Une fois la licence sécurisée, vous créez votre structure (EI le plus souvent, EURL si vous voulez protéger votre patrimoine), vous souscrivez vos assurances pro, vous achetez ou financez le véhicule, et vous démarrez. Comptez 2 à 4 mois entre la décision et le premier client.

Pour basculer indépendant vers salarié, le marché est tendu. Hors Paris et grandes métropoles, peu de sociétés de taxi embauchent en CDI. Il faut souvent accepter un CDD ou un temps partiel pour entrer. Avantage : vous gardez la valeur de votre licence (vous pouvez la louer, la conserver ou la vendre selon le marché local). À Paris, certaines sociétés cherchent des chauffeurs expérimentés et payent correctement la prime d’ancienneté.

À retenir : si vous êtes indépendant, vous êtes responsable de votre assurance véhicule + RC pro + mutuelle + retraite. Si vous êtes salarié, l’employeur prend en charge l’assurance véhicule et vous bénéficiez du régime général. Le statut détermine TOUTE votre architecture de protection sociale, et donc votre coût mensuel : entre 380 et 650 euros pour un indépendant, contre 60 à 120 euros pour un salarié.

Questions fréquentes

Un chauffeur taxi salarié doit-il souscrire une assurance véhicule ?

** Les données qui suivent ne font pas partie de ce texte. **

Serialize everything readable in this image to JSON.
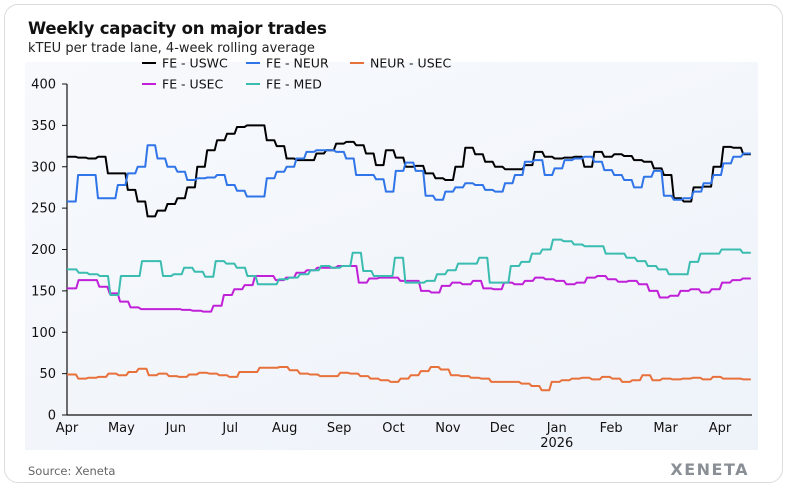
{
  "header": {
    "title": "Weekly capacity on major trades",
    "subtitle": "kTEU per trade lane, 4-week rolling average"
  },
  "footer": {
    "source": "Source: Xeneta",
    "logo": "XENETA"
  },
  "chart_data": {
    "type": "line",
    "title": "Weekly capacity on major trades",
    "subtitle": "kTEU per trade lane, 4-week rolling average",
    "xlabel": "",
    "ylabel": "",
    "ylim": [
      0,
      400
    ],
    "yticks": [
      0,
      50,
      100,
      150,
      200,
      250,
      300,
      350,
      400
    ],
    "xticks": [
      "Apr",
      "May",
      "Jun",
      "Jul",
      "Aug",
      "Sep",
      "Oct",
      "Nov",
      "Dec",
      "Jan",
      "Feb",
      "Mar",
      "Apr"
    ],
    "xtick_sublabels": {
      "Jan": "2026"
    },
    "x_unit": "week",
    "x_start": "2025-04",
    "grid": false,
    "legend_position": "top",
    "series": [
      {
        "name": "FE - USWC",
        "color": "#000000",
        "values": [
          312,
          311,
          310,
          312,
          292,
          292,
          272,
          258,
          240,
          247,
          255,
          262,
          275,
          300,
          320,
          332,
          340,
          348,
          350,
          350,
          332,
          325,
          310,
          308,
          308,
          316,
          320,
          328,
          330,
          326,
          316,
          302,
          320,
          311,
          300,
          301,
          292,
          286,
          284,
          300,
          323,
          315,
          306,
          300,
          297,
          297,
          302,
          318,
          312,
          310,
          311,
          312,
          300,
          318,
          312,
          315,
          313,
          308,
          306,
          298,
          290,
          262,
          258,
          275,
          276,
          300,
          324,
          323,
          315
        ]
      },
      {
        "name": "FE - NEUR",
        "color": "#2f74e8",
        "values": [
          258,
          290,
          290,
          262,
          262,
          278,
          292,
          300,
          326,
          310,
          300,
          294,
          284,
          286,
          287,
          290,
          278,
          271,
          264,
          264,
          286,
          294,
          300,
          310,
          318,
          320,
          320,
          318,
          310,
          290,
          290,
          285,
          270,
          295,
          305,
          295,
          265,
          260,
          270,
          275,
          280,
          278,
          272,
          270,
          280,
          290,
          306,
          308,
          290,
          298,
          308,
          310,
          312,
          306,
          296,
          290,
          284,
          275,
          288,
          295,
          265,
          260,
          262,
          270,
          280,
          290,
          304,
          312,
          316
        ]
      },
      {
        "name": "NEUR - USEC",
        "color": "#e8703a",
        "values": [
          49,
          44,
          45,
          46,
          50,
          48,
          52,
          56,
          48,
          50,
          47,
          46,
          49,
          51,
          50,
          48,
          46,
          52,
          52,
          57,
          57,
          58,
          54,
          50,
          49,
          47,
          47,
          51,
          50,
          47,
          44,
          42,
          40,
          44,
          48,
          53,
          58,
          55,
          48,
          47,
          45,
          44,
          40,
          40,
          40,
          38,
          35,
          30,
          40,
          42,
          44,
          45,
          43,
          46,
          44,
          40,
          42,
          48,
          42,
          44,
          43,
          44,
          45,
          43,
          46,
          44,
          44,
          43
        ]
      },
      {
        "name": "FE - USEC",
        "color": "#c020d8",
        "values": [
          153,
          163,
          163,
          155,
          147,
          137,
          130,
          128,
          128,
          128,
          128,
          127,
          126,
          125,
          132,
          145,
          152,
          157,
          168,
          168,
          163,
          166,
          172,
          175,
          178,
          178,
          180,
          180,
          160,
          165,
          166,
          166,
          162,
          162,
          150,
          148,
          156,
          160,
          158,
          162,
          153,
          152,
          160,
          158,
          162,
          166,
          164,
          162,
          158,
          160,
          166,
          168,
          164,
          161,
          162,
          158,
          150,
          142,
          144,
          150,
          152,
          148,
          152,
          160,
          163,
          165
        ]
      },
      {
        "name": "FE - MED",
        "color": "#3bbcb0",
        "values": [
          176,
          172,
          170,
          168,
          145,
          168,
          168,
          186,
          186,
          168,
          170,
          178,
          173,
          167,
          186,
          183,
          178,
          168,
          158,
          158,
          164,
          166,
          170,
          175,
          180,
          178,
          180,
          196,
          174,
          168,
          168,
          190,
          160,
          160,
          162,
          170,
          175,
          183,
          183,
          190,
          160,
          160,
          180,
          185,
          195,
          200,
          212,
          210,
          206,
          204,
          204,
          195,
          195,
          190,
          186,
          180,
          176,
          170,
          170,
          185,
          195,
          195,
          200,
          200,
          196
        ]
      }
    ]
  }
}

Non. Le véhicule appartient à la société de taxi qui l’emploie. C’est l’employeur qui souscrit le contrat flotte couvrant RC pro, tous risques, assistance et bris de glace pour l’ensemble du parc. Le chauffeur salarié n’a rien à payer pour l’assurance du véhicule. Il conserve uniquement sa RC vie privée (incluse dans son assurance habitation) et éventuellement une prévoyance complémentaire facultative.

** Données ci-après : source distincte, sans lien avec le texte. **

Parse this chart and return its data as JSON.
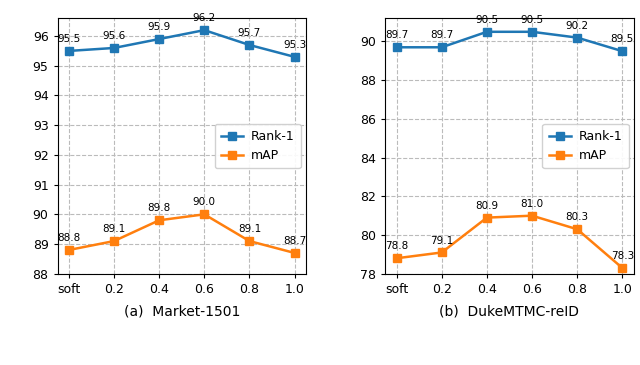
{
  "left": {
    "x_labels": [
      "soft",
      "0.2",
      "0.4",
      "0.6",
      "0.8",
      "1.0"
    ],
    "rank1": [
      95.5,
      95.6,
      95.9,
      96.2,
      95.7,
      95.3
    ],
    "map": [
      88.8,
      89.1,
      89.8,
      90.0,
      89.1,
      88.7
    ],
    "ylim": [
      88,
      96.6
    ],
    "yticks": [
      88,
      89,
      90,
      91,
      92,
      93,
      94,
      95,
      96
    ],
    "title": "(a)  Market-1501"
  },
  "right": {
    "x_labels": [
      "soft",
      "0.2",
      "0.4",
      "0.6",
      "0.8",
      "1.0"
    ],
    "rank1": [
      89.7,
      89.7,
      90.5,
      90.5,
      90.2,
      89.5
    ],
    "map": [
      78.8,
      79.1,
      80.9,
      81.0,
      80.3,
      78.3
    ],
    "ylim": [
      78,
      91.2
    ],
    "yticks": [
      78,
      80,
      82,
      84,
      86,
      88,
      90
    ],
    "title": "(b)  DukeMTMC-reID"
  },
  "rank1_color": "#1f77b4",
  "map_color": "#ff7f0e",
  "marker": "s",
  "markersize": 6,
  "linewidth": 1.8,
  "grid_color": "#bbbbbb",
  "grid_style": "--",
  "legend_loc": "center right",
  "rank1_label": "Rank-1",
  "map_label": "mAP",
  "fig_facecolor": "#ffffff",
  "axes_facecolor": "#ffffff",
  "annotation_fontsize": 7.5,
  "tick_fontsize": 9,
  "xlabel_fontsize": 10,
  "legend_fontsize": 9
}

Un chauffeur taxi indépendant cotise-t-il à la retraite ?

Oui, obligatoirement. L’indépendant cotise à la CIPAV s’il exerce en entreprise individuelle (cas le plus fréquent) ou à la SSI s’il a opté pour une société. Les cotisations de base génèrent une pension faible : autour de 950 euros par mois après 35 ans de carrière au plafond minimum. La plupart des artisans complètent avec un PER (plan épargne retraite) déductible fiscalement, ou comptent sur la vente de leur licence ADS comme capital de retraite.

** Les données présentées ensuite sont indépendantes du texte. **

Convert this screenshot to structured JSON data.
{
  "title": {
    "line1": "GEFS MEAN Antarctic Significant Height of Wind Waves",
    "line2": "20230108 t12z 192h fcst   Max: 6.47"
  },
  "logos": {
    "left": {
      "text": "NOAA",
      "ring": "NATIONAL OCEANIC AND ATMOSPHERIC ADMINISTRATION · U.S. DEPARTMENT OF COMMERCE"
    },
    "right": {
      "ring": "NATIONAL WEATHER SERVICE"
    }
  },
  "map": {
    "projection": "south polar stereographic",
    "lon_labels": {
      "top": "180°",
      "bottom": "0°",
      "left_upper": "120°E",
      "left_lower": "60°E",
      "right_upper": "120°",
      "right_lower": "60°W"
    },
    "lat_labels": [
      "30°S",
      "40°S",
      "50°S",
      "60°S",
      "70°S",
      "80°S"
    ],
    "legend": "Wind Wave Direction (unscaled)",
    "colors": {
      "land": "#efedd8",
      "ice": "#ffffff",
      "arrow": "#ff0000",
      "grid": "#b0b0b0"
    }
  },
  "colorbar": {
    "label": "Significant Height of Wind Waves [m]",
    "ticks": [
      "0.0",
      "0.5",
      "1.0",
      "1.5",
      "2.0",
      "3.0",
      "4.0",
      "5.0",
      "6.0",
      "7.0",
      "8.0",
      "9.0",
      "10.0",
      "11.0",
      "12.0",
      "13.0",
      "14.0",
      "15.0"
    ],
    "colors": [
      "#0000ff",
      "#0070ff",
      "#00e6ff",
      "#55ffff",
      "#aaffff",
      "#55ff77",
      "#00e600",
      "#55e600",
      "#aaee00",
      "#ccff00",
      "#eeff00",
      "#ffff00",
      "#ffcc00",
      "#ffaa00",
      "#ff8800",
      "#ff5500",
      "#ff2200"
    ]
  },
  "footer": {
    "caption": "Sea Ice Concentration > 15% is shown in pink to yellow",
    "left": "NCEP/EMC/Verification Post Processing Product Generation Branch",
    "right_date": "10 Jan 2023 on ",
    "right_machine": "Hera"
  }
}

Peut-on être à la fois indépendant et salarié dans le taxi ?

Oui, c’est juridiquement possible mais rare. Un chauffeur peut exploiter sa propre licence en indépendant les soirs et week-ends, et travailler en CDI à temps partiel dans une société de taxi en semaine. Il faut alors deux contrats d’assurance distincts : un pour le véhicule personnel exploité en indépendant, un pris en charge par l’employeur pour le véhicule de la société. Côté charges sociales, le cumul est lourd : URSSAF d’un côté, cotisations salariales de l’autre.

Quel statut choisir entre taxi indépendant et salarié ?

Tout dépend de votre profil. Le salariat convient mieux aux chauffeurs qui débutent, qui veulent un revenu sécurisé, ou qui n’ont pas l’apport pour acheter une licence. L’indépendance est plus rentable si vous avez 5 à 10 ans d’expérience, un apport ou un financement pour la licence, et la capacité à gérer votre comptabilité. À 50 ans et plus, beaucoup de chauffeurs basculent en salariat pour stabiliser leur retraite. À 30 ans avec une bonne santé et un appétit pour l’autonomie, l’indépendance paye mieux sur 20 ans.

Le statut de conjoint collaborateur existe-t-il pour les taxis ?

Oui. Le conjoint d’un artisan taxi indépendant peut être déclaré conjoint collaborateur auprès de l’URSSAF. Il cotise à la SSI pour la retraite et la maladie sur une assiette forfaitaire ou un pourcentage du revenu du chauffeur exploitant. Il peut conduire le véhicule en relais ou en double équipage, à condition d’être titulaire de la carte professionnelle de chauffeur de taxi. Côté assurance, il doit impérativement être déclaré comme conducteur secondaire sur le contrat auto pro, faute de quoi la garantie peut être déchue en cas de sinistre.